Pero la verdadera, única gota de honestidad pura en el desierto de la chismografía nacional la encarna el bueno de Gabriel Miró, el único escritor sin máscara ni pose que se abre como es ante la mirada clínica de Guillén, confesándole sus dudas, sus sudores para escribir una buena frase, su vocación abnegada de escritor, su admiración por el mérito ajeno. Y al haber encontrado al fin un hombre, nuestro autor endereza por primera vez el rictus burlón de sus labios y se pone serio: “Miró no es un hombre social. Está lejos de toda esa gesticulante farsa literaria. No usa antifaz, ni cotiza su voz en el mercado de elogios. No sabría llevar el esmoquin o la chistera, o escribir un capítulo de libro o un retazo de comedia tras un banquete trivial. Está bien lejos de toda esa comadrería literaria, entre la cual he paseado mi alma como un espejo curvo e irónico; esa comadrería que me ha encharcado un poco, pero de la cual he salido riendo como un niño. Un niño un poco malo, es verdad; un niño cazador de mariposas; un niño ingenuo, muy ingenuo, pero que sabe distinguir el gato de la liebre, y sabe, además, escribir, sobre el humo, una alegre tabla de valores”.

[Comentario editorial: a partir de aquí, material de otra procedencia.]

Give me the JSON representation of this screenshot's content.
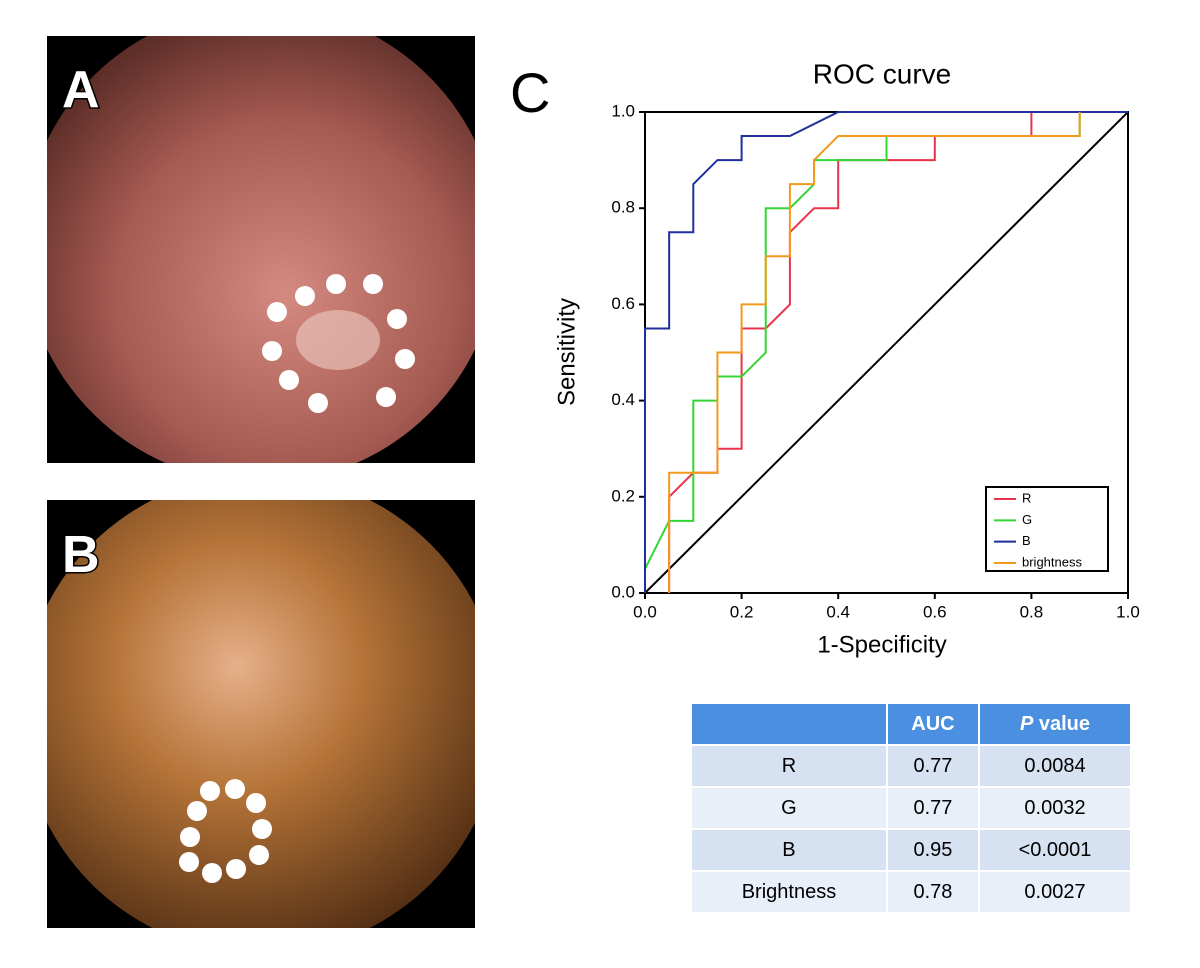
{
  "panels": [
    "A",
    "B",
    "C"
  ],
  "chart_data": {
    "type": "line",
    "title": "ROC curve",
    "x_label": "1-Specificity",
    "y_label": "Sensitivity",
    "xlim": [
      0,
      1
    ],
    "ylim": [
      0,
      1
    ],
    "xticks": [
      {
        "value": 0,
        "label": "0.0"
      },
      0.2,
      0.4,
      0.6,
      0.8,
      {
        "value": 1,
        "label": "1.0"
      }
    ],
    "yticks": [
      {
        "value": 0,
        "label": "0.0"
      },
      0.2,
      0.4,
      0.6,
      0.8,
      {
        "value": 1,
        "label": "1.0"
      }
    ],
    "legend": "lower right",
    "diagonal": true,
    "series": [
      {
        "name": "R",
        "color": "#e8334a",
        "x": [
          0.05,
          0.05,
          0.1,
          0.15,
          0.15,
          0.2,
          0.2,
          0.25,
          0.3,
          0.3,
          0.35,
          0.4,
          0.4,
          0.6,
          0.6,
          0.8,
          0.8,
          1.0
        ],
        "values": [
          0,
          0.2,
          0.25,
          0.25,
          0.3,
          0.3,
          0.55,
          0.55,
          0.6,
          0.75,
          0.8,
          0.8,
          0.9,
          0.9,
          0.95,
          0.95,
          1.0,
          1.0
        ]
      },
      {
        "name": "G",
        "color": "#33d633",
        "x": [
          0,
          0,
          0.05,
          0.1,
          0.1,
          0.15,
          0.15,
          0.2,
          0.25,
          0.25,
          0.3,
          0.35,
          0.35,
          0.5,
          0.5,
          0.9,
          0.9,
          1.0
        ],
        "values": [
          0,
          0.05,
          0.15,
          0.15,
          0.4,
          0.4,
          0.45,
          0.45,
          0.5,
          0.8,
          0.8,
          0.85,
          0.9,
          0.9,
          0.95,
          0.95,
          1.0,
          1.0
        ]
      },
      {
        "name": "B",
        "color": "#1f2f9e",
        "x": [
          0,
          0,
          0.05,
          0.05,
          0.1,
          0.1,
          0.15,
          0.2,
          0.2,
          0.3,
          0.4,
          1.0
        ],
        "values": [
          0,
          0.55,
          0.55,
          0.75,
          0.75,
          0.85,
          0.9,
          0.9,
          0.95,
          0.95,
          1.0,
          1.0
        ]
      },
      {
        "name": "brightness",
        "color": "#f39a1e",
        "x": [
          0.05,
          0.05,
          0.15,
          0.15,
          0.2,
          0.2,
          0.25,
          0.25,
          0.3,
          0.3,
          0.35,
          0.35,
          0.4,
          0.9,
          0.9
        ],
        "values": [
          0,
          0.25,
          0.25,
          0.5,
          0.5,
          0.6,
          0.6,
          0.7,
          0.7,
          0.85,
          0.85,
          0.9,
          0.95,
          0.95,
          1.0
        ]
      }
    ]
  },
  "table": {
    "header": [
      "AUC",
      [
        "P",
        "value"
      ]
    ],
    "rows": [
      [
        "R",
        "0.77",
        "0.0084"
      ],
      [
        "G",
        "0.77",
        "0.0032"
      ],
      [
        "B",
        "0.95",
        "<0.0001"
      ],
      [
        "Brightness",
        "0.78",
        "0.0027"
      ]
    ]
  }
}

No es el lugar para debatir sobre la viabilidad de la convivencia humana si todos practicáramos la sinceridad absoluta. Tampoco hace falta decir que creemos en la separación entre ética y estética, y que no hay que enjuiciar la calidad literaria de los autores citados por el impudor de sus vicios y su resuelta apostasía de cualquier signo de caridad y de modestia. Ya Lope de Vega escribió, cegado por la envidia: “Ninguno es tan necio que alabe el Quijote”. Lo que he querido demostrar en este ponzoñoso artículo es que la iconoclastia por la iconoclastia no tiene mérito, que es preciso aprender de nuestros clásicos a insultarnos con estilo y que hoy a cualquier cosa le llamamos rajada.